December 08, 2016
By Erica B
During the first meeting of my freshman writing class, the professor begged the class to never use the verb ‘to be’. She claimed forms of ‘to be’ allow writers to speak using a passive voice rather than an active one, which causes redundancy and inhibits clarity. To elaborate on her point, look carefully at two sentences: “Harry is a good friend,” versus “Harry supports his friends by listening closely when they speak.” She argued that readers get a clearer understanding of Harry’s friendship from the second sentence than the first.
The professor banned ‘to be’ verbs from our writing that term. She wouldn’t accept any paper including any form of the verb, anywhere. Like a dutiful student, I cut ‘to be’ verbs from all my papers, groaning internally at the inconveniences this presented.
Now, with the term behind me and winter break before me, I have begun writing for fun again. Writing has always brought me pleasure; it allows me to explore and organize my thoughts. As I began writing last week I noticed that I rarely use any forms of ‘to be’ anymore. I found this curious and spent days reflecting on why that rule stuck.
After thinking for a week, I argue that we should eliminate “to be” verbs universally—from our writing, from our speech, and especially from our thoughts.
Hear me out. I do understand the impossibility of this task. But, let me at least outline for you the costs of declaring things “to be” or “not to be.”
As a young woman newly—and proudly—in recovery from anorexia, I look at my past and see where I and others declared I was something. I’d say, “I am stupid. I am fat. I am worthless.” They’d say, “She is smart. She is skinny. She is perfect.” Later, they’d say, “She is sick. She is anorexic.”
These statements may seem innocuous, but I ask you to think about the words you use to define yourself. When you say, “I am [blank],” you lock yourself in a box. You say that [blank] is what you are, and you omit the millions of other things that make you, you.
When you have an eating disorder, it pulls you away from your passions until the disorder occupies the entirety of your mind. Part of what perpetuated my eating disorder was that I related so much of the disorder to my identity. As the eating disorder took over, it kicked out every other part of me. As I grew sicker and sicker, I was no longer a student or an athlete or a friend. I was just anorexic.
In addition to stripping you of your facets, eating disorders reverse parts of your judgement; you view health as a weakness and illness as a prize. You take pride statements like, “You are ill.” You love when people say, “Wow, you’re so skinny.” You get perverse satisfaction out of concern like, “You are killing yourself, and I am worried about you.”
My recovery process has involved a lot of discovering who I am without an eating disorder. I gave a lot of thought to who I am now versus who I was then. I spent the first few months wandering around, lost, trying to find new things by which to define myself. I tried wholesome, healthy things: volunteer, daughter, sister, tutor. But, even with these new and improved labels, I felt trapped in a similar rut: how can I say I am something without letting that overrule every other part of me?
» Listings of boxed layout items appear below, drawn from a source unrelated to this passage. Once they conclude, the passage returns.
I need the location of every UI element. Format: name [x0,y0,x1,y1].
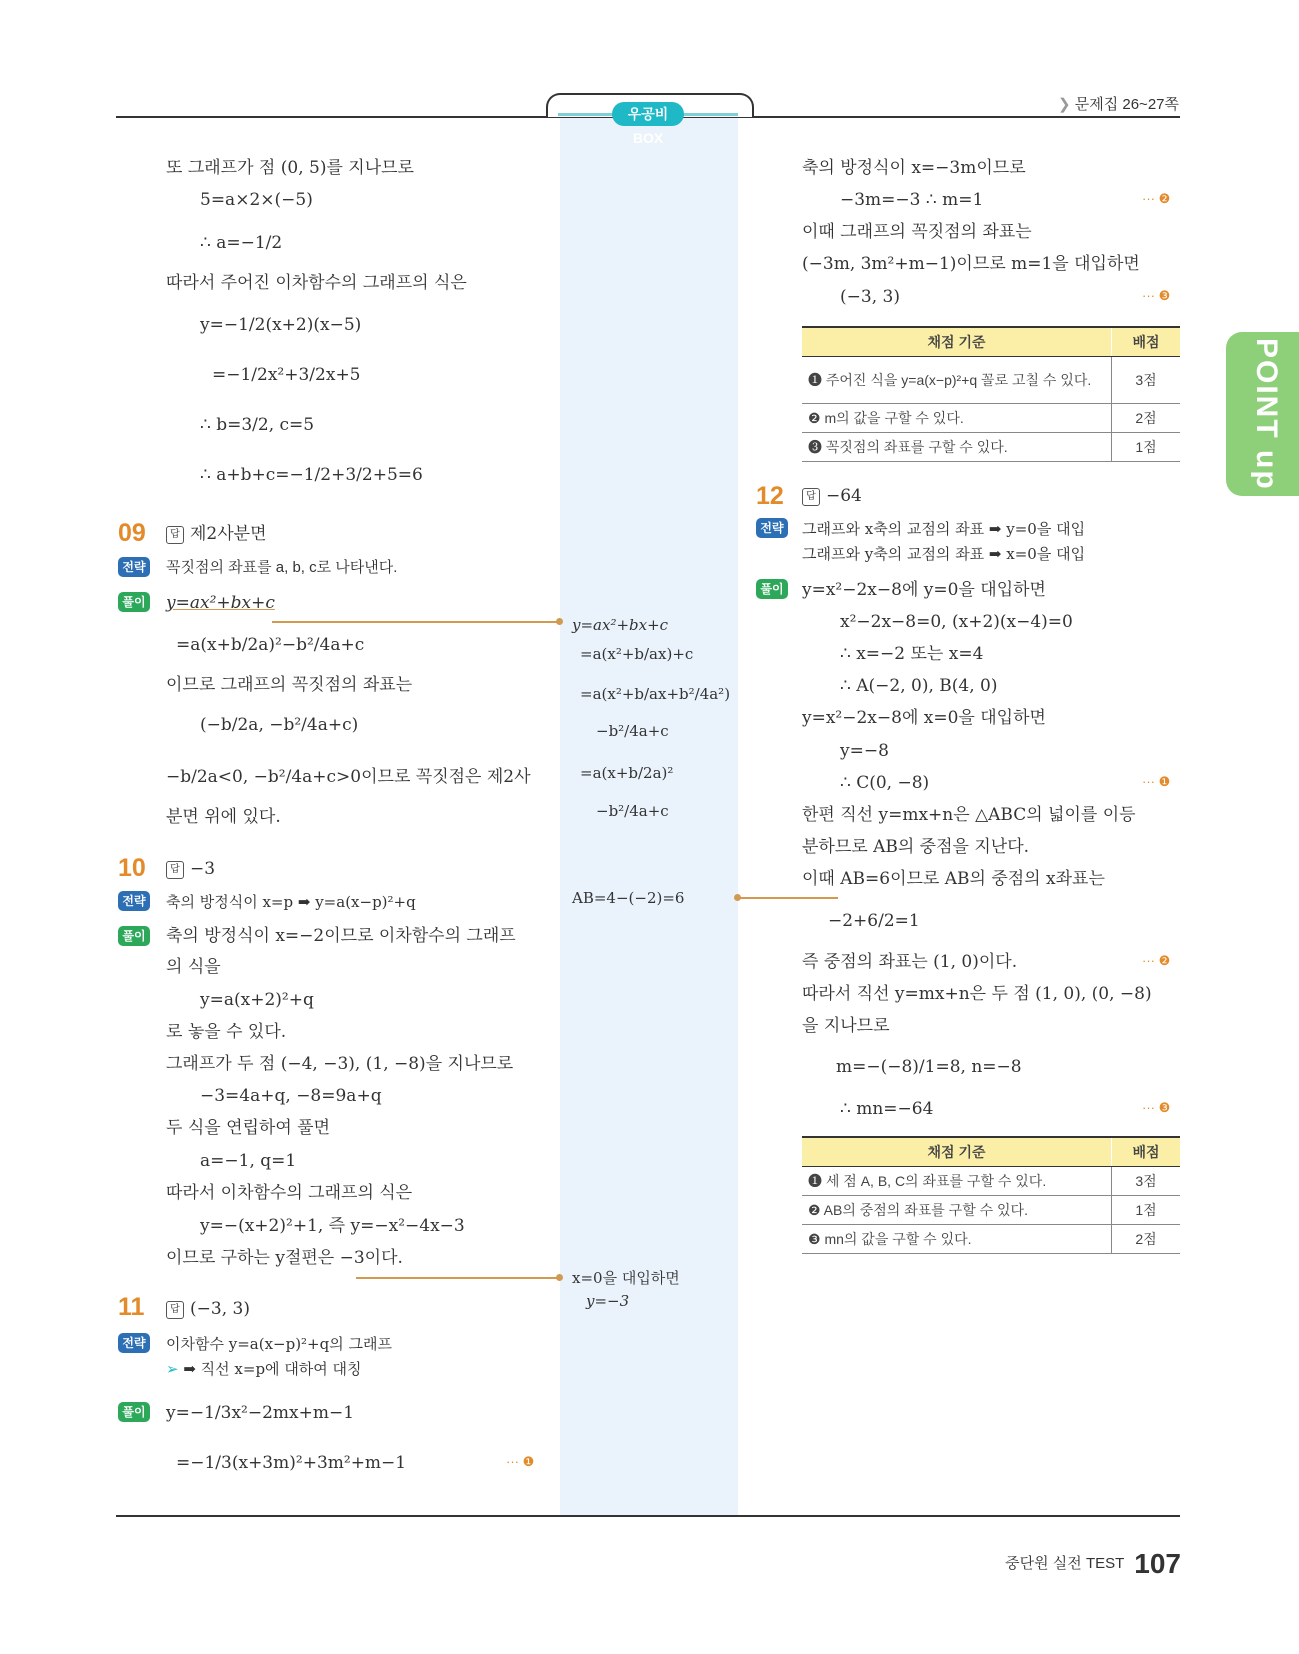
point-up-tab: POINT up [1226,332,1299,496]
section-title: 중단원 실전 TEST [1005,1554,1125,1572]
table-row [802,1225,1180,1254]
reference-link[interactable]: ❯ 문제집 26~27쪽 [1057,96,1179,113]
strategy-text: 그래프와 y축의 교점의 좌표 ➡ x=0을 대입 [802,545,1086,563]
page-number: 107 [1134,1548,1181,1579]
math-line: =−1/2x²+3/2x+5 [212,365,361,385]
table-row [802,404,1180,433]
math-line: ∴ a=−1/2 [200,233,283,253]
text-line: 따라서 직선 y=mx+n은 두 점 (1, 0), (0, −8) [802,984,1152,1004]
text-line: 이므로 구하는 y절편은 −3이다. [166,1248,403,1268]
text-line: 분면 위에 있다. [166,807,281,827]
grading-table [802,1136,1180,1254]
box-math: −b²/4a+c [596,802,669,820]
math-line: (−3, 3) [840,287,900,307]
connector-dot [556,1274,563,1281]
text-line: 축의 방정식이 x=−3m이므로 [802,158,1026,178]
answer-icon: 답 [166,861,184,879]
math-line: ∴ a+b+c=−1/2+3/2+5=6 [200,465,423,485]
table-row [802,1196,1180,1225]
connector-line [356,1277,560,1279]
table-cell: 1점 [1112,1196,1181,1225]
math-line: ∴ b=3/2, c=5 [200,415,315,435]
math-line: y=−1/3x²−2mx+m−1 [166,1403,355,1423]
math-line: x²−2x−8=0, (x+2)(x−4)=0 [840,612,1073,632]
box-math: −b²/4a+c [596,722,669,740]
table-cell: ❶ 세 점 A, B, C의 좌표를 구할 수 있다. [802,1167,1112,1196]
text-line: 이때 AB=6이므로 AB의 중점의 x좌표는 [802,869,1105,889]
box-text: x=0을 대입하면 [572,1269,680,1287]
math-line: =a(x+b/2a)²−b²/4a+c [176,635,365,655]
math-line: −3m=−3 ∴ m=1 [840,190,984,210]
strategy-text: 이차함수 y=a(x−p)²+q의 그래프 [166,1335,392,1353]
table-header: 채점 기준 [802,1137,1112,1167]
connector-line [272,621,560,623]
table-cell: ❸ 꼭짓점의 좌표를 구할 수 있다. [802,433,1112,462]
table-header: 채점 기준 [802,327,1112,357]
text-line: 분하므로 AB의 중점을 지난다. [802,837,1030,857]
math-line: m=−(−8)/1=8, n=−8 [836,1057,1022,1077]
text-line: (−3m, 3m²+m−1)이므로 m=1을 대입하면 [802,254,1140,274]
table-cell: 3점 [1112,357,1181,404]
strategy-label: 전략 [118,1333,150,1353]
text-line: 로 놓을 수 있다. [166,1022,287,1042]
table-cell: ❸ mn의 값을 구할 수 있다. [802,1225,1112,1254]
math-line: a=−1, q=1 [200,1151,297,1171]
text-line: 따라서 이차함수의 그래프의 식은 [166,1183,413,1203]
text-line: 의 식을 [166,957,221,977]
strategy-label: 전략 [118,891,150,911]
box-math: y=ax²+bx+c [572,616,669,634]
math-line: ∴ A(−2, 0), B(4, 0) [840,676,998,696]
text-line: y=x²−2x−8에 x=0을 대입하면 [802,708,1046,728]
score-mark: ··· ❸ [1142,288,1171,303]
answer-icon: 답 [166,526,184,544]
text-line: y=x²−2x−8에 y=0을 대입하면 [802,580,1046,600]
text-line: 한편 직선 y=mx+n은 △ABC의 넓이를 이등 [802,805,1136,825]
connector-dot [734,894,741,901]
score-mark: ··· ❶ [1142,774,1171,789]
text-line: 이때 그래프의 꼭짓점의 좌표는 [802,222,1032,242]
answer: 답 제2사분면 [166,523,267,545]
box-badge: 우공비 BOX [612,102,684,126]
box-math: =a(x²+b/ax)+c [580,645,694,663]
table-cell: ❷ AB의 중점의 좌표를 구할 수 있다. [802,1196,1112,1225]
text-line: 또 그래프가 점 (0, 5)를 지나므로 [166,158,414,178]
box-math: y=−3 [586,1292,630,1310]
table-cell: 3점 [1112,1167,1181,1196]
score-mark: ··· ❷ [1142,953,1171,968]
score-mark: ··· ❷ [1142,191,1171,206]
page-footer [1005,1548,1181,1580]
strategy-text: ➢ ➡ 직선 x=p에 대하여 대칭 [166,1360,362,1378]
score-mark: ··· ❸ [1142,1100,1171,1115]
strategy-text: 그래프와 x축의 교점의 좌표 ➡ y=0을 대입 [802,520,1086,538]
strategy-label: 전략 [118,557,150,577]
answer-icon: 답 [802,488,820,506]
problem-number: 12 [756,482,784,510]
math-line: y=−8 [840,741,889,761]
table-cell: 2점 [1112,404,1181,433]
answer: 답 −3 [166,858,215,880]
math-line: −3=4a+q, −8=9a+q [200,1086,382,1106]
table-header: 배점 [1112,1137,1181,1167]
math-line: y=−(x+2)²+1, 즉 y=−x²−4x−3 [200,1216,465,1236]
math-line: (−b/2a, −b²/4a+c) [200,715,359,735]
strategy-text: 축의 방정식이 x=p ➡ y=a(x−p)²+q [166,893,416,911]
table-row [802,433,1180,462]
strategy-label: 전략 [756,518,788,538]
reference-text: 문제집 26~27쪽 [1074,96,1179,113]
grading-table [802,326,1180,462]
math-line: y=−1/2(x+2)(x−5) [200,315,362,335]
math-line: ∴ x=−2 또는 x=4 [840,644,984,664]
answer: 답 (−3, 3) [166,1298,250,1320]
box-math: AB=4−(−2)=6 [572,889,685,907]
table-header: 배점 [1112,327,1181,357]
box-math: =a(x+b/2a)² [580,764,674,782]
connector-line [738,897,838,899]
table-cell: ❶ 주어진 식을 y=a(x−p)²+q 꼴로 고칠 수 있다. [802,357,1112,404]
table-row [802,357,1180,404]
text-line: 이므로 그래프의 꼭짓점의 좌표는 [166,675,413,695]
table-cell: 1점 [1112,433,1181,462]
math-line: 5=a×2×(−5) [200,190,313,210]
text-line: 을 지나므로 [802,1016,890,1036]
bottom-rule [116,1515,1180,1517]
math-line: y=ax²+bx+c [166,593,275,613]
math-line: −2+6/2=1 [828,911,920,931]
math-line: ∴ C(0, −8) [840,773,930,793]
connector-dot [556,618,563,625]
solution-label: 풀이 [118,926,150,946]
text-line: 축의 방정식이 x=−2이므로 이차함수의 그래프 [166,926,516,946]
math-line: ∴ mn=−64 [840,1099,934,1119]
table-cell: ❷ m의 값을 구할 수 있다. [802,404,1112,433]
answer: 답 −64 [802,485,862,507]
score-mark: ··· ❶ [506,1454,535,1469]
problem-number: 11 [118,1293,145,1321]
table-row [802,1167,1180,1196]
table-cell: 2점 [1112,1225,1181,1254]
box-math: =a(x²+b/ax+b²/4a²) [580,685,731,703]
solution-label: 풀이 [118,1402,150,1422]
text-line: 따라서 주어진 이차함수의 그래프의 식은 [166,273,467,293]
problem-number: 09 [118,519,146,547]
text-line: 즉 중점의 좌표는 (1, 0)이다. [802,952,1018,972]
text-line: 두 식을 연립하여 풀면 [166,1118,331,1138]
text-line: −b/2a<0, −b²/4a+c>0이므로 꼭짓점은 제2사 [166,767,531,787]
math-line: =−1/3(x+3m)²+3m²+m−1 [176,1453,407,1473]
strategy-text: 꼭짓점의 좌표를 a, b, c로 나타낸다. [166,559,398,576]
solution-label: 풀이 [756,579,788,599]
math-line: y=a(x+2)²+q [200,990,314,1010]
problem-number: 10 [118,854,146,882]
text-line: 그래프가 두 점 (−4, −3), (1, −8)을 지나므로 [166,1054,514,1074]
answer-icon: 답 [166,1301,184,1319]
solution-label: 풀이 [118,592,150,612]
I have decided that I cannot lock myself into boxes. I will not hide behind labels, and I argue that we do just so when we define people using ‘to be’ verbs. Instead, I work every day on replacing those declarations. The disordered thoughts still linger at times in my mind, but I change their language now: instead of thinking I am fat, I think I feel fat at the moment. At the doctor’s office, I remind myself that my body weighs [x] pounds instead of I am [x] pounds. And, when speaking, I replace, “I was anorexic,” with, “I used to struggle with anorexia.” It’s a small adjustment but one that’s had an impact on how I view myself.
This nuance of language might sound like it has very little impact on the world, but the entire field of linguistic relativity would beg to differ. Linguistic relativity argues that our speech defines our experience, and I cannot agree more.
In the case of eating disorders, the statements of “I am” and “you are” and “she is” perpetuate illness. They keep us locked in the thought that This illness is all I am and without it, I am nothing.
Across the board, I believe that statements declaring something to be one way or another lock us in boxes. When you think through the lens of this is this, and that is that, you put blinders on yourself and block your peripheral vision of the big picture.
I implore you, just as my writing professor implored me in the beginning of September, to rethink how often you use the verb ‘to be.’ Start with becoming more aware of it; reflect on how replacing it could feel different. I bet you’ll find other ways of speaking and thinking that make you feel freer.